Role Summary
CMC Development Technician
Location: CCRM Nordic AB, Mölndal
About the role
As a CMC Development Technician, you will support process and analytical development activities that advance novel therapeutic approaches. You’ll work hands-on to optimize, characterize and scale manufacturing processes for cell and gene therapy products, collaborating closely across teams.
Key responsibilities
- Support the execution of process and analytical development activities for the optimization, characterization and scale-up of manufacturing processes.
- Aid the design and execution of experiments to evaluate and improve cell culture processes, gene engineering techniques, and/or downstream purification methods.
- Contribute to the development and implementation of robust analytical assays to monitor critical quality attributes of therapeutic products and (critical) raw materials.
- Receive, generate, label, and analyze samples following defined procedures.
- Produce and record data, troubleshoot technical challenges, and propose innovative solutions to enhance process efficiency and product quality, using excellent communication skills.
- Collaborate with research and development teams to transfer technologies from early-stage development to manufacturing.
- Organize and store chemicals and consumables according to safety instructions and procedures defined by development teams and the Lab Manager.
- Author and review technical documents, including protocols, reports, instructions, SOPs and URS to support CMC development and Quality activities.
- Participate in relevant cross-functional projects to align CMC development goals with internal and external project objectives, fostering a collaborative and innovative work environment.
- Keep up to date with relevant scientific literature and technology platforms, and contribute to and publish scientific content.
- Contribute to equipment maintenance and assist in ordering laboratory supplies in cooperation with the development team and Lab Manager.
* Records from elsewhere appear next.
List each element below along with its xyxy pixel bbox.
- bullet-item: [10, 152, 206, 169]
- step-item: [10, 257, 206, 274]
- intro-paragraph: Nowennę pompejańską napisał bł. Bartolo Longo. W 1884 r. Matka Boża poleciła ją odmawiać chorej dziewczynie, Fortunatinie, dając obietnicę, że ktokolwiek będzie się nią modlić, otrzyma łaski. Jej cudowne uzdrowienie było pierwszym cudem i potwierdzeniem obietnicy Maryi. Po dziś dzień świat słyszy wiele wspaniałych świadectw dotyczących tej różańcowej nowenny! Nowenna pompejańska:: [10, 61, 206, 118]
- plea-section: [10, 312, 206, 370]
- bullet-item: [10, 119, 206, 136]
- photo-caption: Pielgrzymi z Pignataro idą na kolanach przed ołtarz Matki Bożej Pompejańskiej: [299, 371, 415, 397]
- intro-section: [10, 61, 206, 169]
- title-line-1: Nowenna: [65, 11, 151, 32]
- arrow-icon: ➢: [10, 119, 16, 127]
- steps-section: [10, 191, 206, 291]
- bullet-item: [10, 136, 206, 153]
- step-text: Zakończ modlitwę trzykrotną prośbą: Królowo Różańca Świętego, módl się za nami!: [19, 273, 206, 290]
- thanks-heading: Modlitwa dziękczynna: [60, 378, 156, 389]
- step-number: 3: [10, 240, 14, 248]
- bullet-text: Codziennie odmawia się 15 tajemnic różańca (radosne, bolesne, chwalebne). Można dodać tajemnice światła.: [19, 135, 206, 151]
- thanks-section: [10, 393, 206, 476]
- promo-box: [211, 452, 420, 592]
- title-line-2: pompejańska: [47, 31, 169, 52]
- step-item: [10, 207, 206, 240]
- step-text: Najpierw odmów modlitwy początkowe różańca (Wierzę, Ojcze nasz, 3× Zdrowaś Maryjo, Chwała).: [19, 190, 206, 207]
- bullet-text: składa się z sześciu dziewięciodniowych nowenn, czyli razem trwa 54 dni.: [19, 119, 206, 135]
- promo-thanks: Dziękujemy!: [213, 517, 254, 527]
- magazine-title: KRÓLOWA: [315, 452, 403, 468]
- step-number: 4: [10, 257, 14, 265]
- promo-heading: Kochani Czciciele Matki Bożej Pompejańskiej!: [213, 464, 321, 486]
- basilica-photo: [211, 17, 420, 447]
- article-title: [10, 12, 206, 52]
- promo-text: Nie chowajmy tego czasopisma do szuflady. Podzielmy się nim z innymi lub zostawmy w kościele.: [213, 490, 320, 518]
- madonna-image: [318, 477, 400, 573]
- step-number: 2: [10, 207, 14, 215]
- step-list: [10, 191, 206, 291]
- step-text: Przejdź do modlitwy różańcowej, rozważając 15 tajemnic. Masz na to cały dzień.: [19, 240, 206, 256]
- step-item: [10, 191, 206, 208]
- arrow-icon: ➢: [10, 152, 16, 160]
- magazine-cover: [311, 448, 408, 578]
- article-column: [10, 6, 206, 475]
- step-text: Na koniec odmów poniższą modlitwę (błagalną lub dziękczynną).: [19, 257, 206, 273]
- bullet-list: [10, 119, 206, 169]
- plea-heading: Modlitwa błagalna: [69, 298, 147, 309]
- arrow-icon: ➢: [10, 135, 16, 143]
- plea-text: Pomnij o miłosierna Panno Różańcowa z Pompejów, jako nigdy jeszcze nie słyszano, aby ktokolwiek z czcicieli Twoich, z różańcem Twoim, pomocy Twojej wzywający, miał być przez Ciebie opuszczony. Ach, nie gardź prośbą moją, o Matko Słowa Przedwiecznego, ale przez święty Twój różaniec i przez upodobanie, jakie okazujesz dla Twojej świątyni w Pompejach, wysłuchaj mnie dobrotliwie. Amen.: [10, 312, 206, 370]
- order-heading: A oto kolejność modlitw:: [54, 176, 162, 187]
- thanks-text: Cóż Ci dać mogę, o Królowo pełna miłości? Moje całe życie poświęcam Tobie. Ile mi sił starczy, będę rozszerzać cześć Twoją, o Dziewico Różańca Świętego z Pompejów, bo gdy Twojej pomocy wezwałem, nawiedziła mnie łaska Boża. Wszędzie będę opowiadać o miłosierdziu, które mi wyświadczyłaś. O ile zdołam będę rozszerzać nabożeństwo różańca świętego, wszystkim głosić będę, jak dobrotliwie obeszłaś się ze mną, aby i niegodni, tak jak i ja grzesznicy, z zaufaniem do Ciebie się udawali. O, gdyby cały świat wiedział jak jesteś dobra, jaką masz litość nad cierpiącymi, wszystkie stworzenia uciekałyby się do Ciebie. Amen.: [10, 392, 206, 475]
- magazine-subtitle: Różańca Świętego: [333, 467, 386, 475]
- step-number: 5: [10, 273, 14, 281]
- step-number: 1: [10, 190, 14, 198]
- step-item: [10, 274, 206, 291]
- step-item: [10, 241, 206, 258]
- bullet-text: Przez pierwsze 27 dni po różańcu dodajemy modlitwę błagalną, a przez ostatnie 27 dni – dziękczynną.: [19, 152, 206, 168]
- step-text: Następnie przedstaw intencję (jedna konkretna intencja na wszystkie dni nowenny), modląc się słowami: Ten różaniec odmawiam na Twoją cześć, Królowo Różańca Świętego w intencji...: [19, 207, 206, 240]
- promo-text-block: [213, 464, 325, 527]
- Maintain compliance with regulatory standards and company policies/SOPs, ensuring the safety and quality of experimental procedures and therapeutic products.
Education & Experience
- M.Sc. or bachelor’s degree in Bioengineering, Chemical Engineering, Molecular Biology, or related field.
- Relevant experience in process development/manufacturing or Quality Control in biotech/pharma; cell & gene therapy preferred.
- Experience in mammalian cell culture techniques and related operations/processes.
- Knowledge of editing technologies such as CRISPR/Cas9 or lentiviral vectors (LVVs) and their uses in manufacturing of therapies.
- Experience with analytical methods for characterizing cell-based products (e.g., flow cytometry, PCR, ELISA, cell-based assays).
- Awareness of regulatory requirements for cell and gene therapy products, including cGMP and FDA/EMA regulations.
- Working knowledge of MS Office and defined systems/software.
Personal Attributes
- Quality-driven, eager to learn, and open to new concepts such as Quality by Design (QbD).
- Excellent communication skills; able to collaborate effectively with multidisciplinary teams.
- Highly organized, detail-oriented, and capable of managing multiple tasks in a dynamic environment.